On Tuesday, I noted the oddity of a sitting president of the United States being contradicted on nearly every area of national security by his own intelligence community. I was responding to the testimony before the Senate Intelligence Committee of Director of National Intelligence Dan Coats, CIA director Gina Haspel, and FBI director Christopher Wray, each of whom provided assessments diametrically opposed to Donald Trump’s own expressed opinions on Russia, North Korea, Iran, Syria, ISIS, the southern border and the threat of climate change.
On Wednesday, the president lashed out against their testimony, stating “they are wrong,” calling them “extremely passive and naive,” and suggesting “perhaps Intelligence should go back to school!”
The top Democrats on the congressional intelligence committees were predictably unimpressed.
Trump drew rebukes for his tweets from Democrats, including Rep.
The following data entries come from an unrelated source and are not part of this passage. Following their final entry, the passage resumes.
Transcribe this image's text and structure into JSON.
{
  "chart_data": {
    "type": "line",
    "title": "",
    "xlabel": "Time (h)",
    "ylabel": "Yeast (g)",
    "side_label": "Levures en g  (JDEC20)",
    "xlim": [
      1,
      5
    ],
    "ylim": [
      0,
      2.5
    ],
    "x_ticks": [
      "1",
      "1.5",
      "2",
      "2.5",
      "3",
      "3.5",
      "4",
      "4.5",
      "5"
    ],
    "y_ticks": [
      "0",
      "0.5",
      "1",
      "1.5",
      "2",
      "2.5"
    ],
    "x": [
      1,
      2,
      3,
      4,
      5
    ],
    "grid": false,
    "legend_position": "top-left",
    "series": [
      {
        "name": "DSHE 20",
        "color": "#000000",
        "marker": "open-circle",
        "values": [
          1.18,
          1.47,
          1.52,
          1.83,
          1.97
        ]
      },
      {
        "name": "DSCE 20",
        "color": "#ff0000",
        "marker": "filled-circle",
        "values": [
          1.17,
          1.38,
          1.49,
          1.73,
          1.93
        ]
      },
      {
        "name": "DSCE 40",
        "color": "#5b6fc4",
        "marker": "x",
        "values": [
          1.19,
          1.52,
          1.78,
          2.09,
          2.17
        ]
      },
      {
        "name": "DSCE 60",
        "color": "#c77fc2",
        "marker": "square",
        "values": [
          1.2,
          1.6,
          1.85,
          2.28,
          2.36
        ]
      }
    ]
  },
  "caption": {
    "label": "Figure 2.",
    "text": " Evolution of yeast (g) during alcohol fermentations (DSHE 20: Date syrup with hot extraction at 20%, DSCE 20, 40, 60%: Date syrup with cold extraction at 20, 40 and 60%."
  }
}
Adam B. Schiff (D-Calif.), chairman of the House Intelligence Committee.
“It is a credit to our intelligence agencies that they continue to provide rigorous and realistic analyses of the threats we face,” Schiff said in a statement. “It’s deeply dangerous that the White House isn’t listening.”
Sen. Mark R. Warner (D-Va.), the vice chairman of the Senate Intelligence Committee, also weighed in.
“The President has a dangerous habit of undermining the intelligence community to fit his alternate reality,” Warner said in a tweet. “People risk their lives for the intelligence he just tosses aside on Twitter.”
But we really shouldn’t see this as a partisan concern. At the New York Times, Peter Baker reports on a growing chorus of Republican critics of Trump’s foreign policy.
They think pulling out of Syria and Afghanistan would be a debacle. They think North Korea cannot be trusted. They think the Islamic State is still a threat to America. They think Russia is bad and NATO is good.
The trouble is their president does not agree.
More than two years into his administration, the disconnect between President Trump and the Republican establishment on foreign policy has rarely been as stark. In recent days, the president’s own advisers and allies have been pushing back, challenging his view of the world and his prescription for its problems.
The growing discontent among Republican national security hawks was most evident on Tuesday when Senator Mitch McConnell of Kentucky, the majority leader and perhaps Mr. Trump’s most important partner in Congress, effectively rebuked the president by introducing a measure denouncing “a precipitous withdrawal” of American troops from Syria and Afghanistan.
There are partisan differences on most foreign policy issues, and there is rarely unanimity within either party. We’re getting close to unanimity on some things though, like skepticism about North Korea’s good intentions, the inadvisability of a hasty and unplanned pullout of Syria, the nefarious activities of Vladimir Putin, and the importance of NATO. Trump is isolated on these issues, and it’s putting stress on the Republicans.
Watching him discredit the testimony of his own administration’s foreign policy and national security experts isn’t going to make them feel any better about his continued presidency.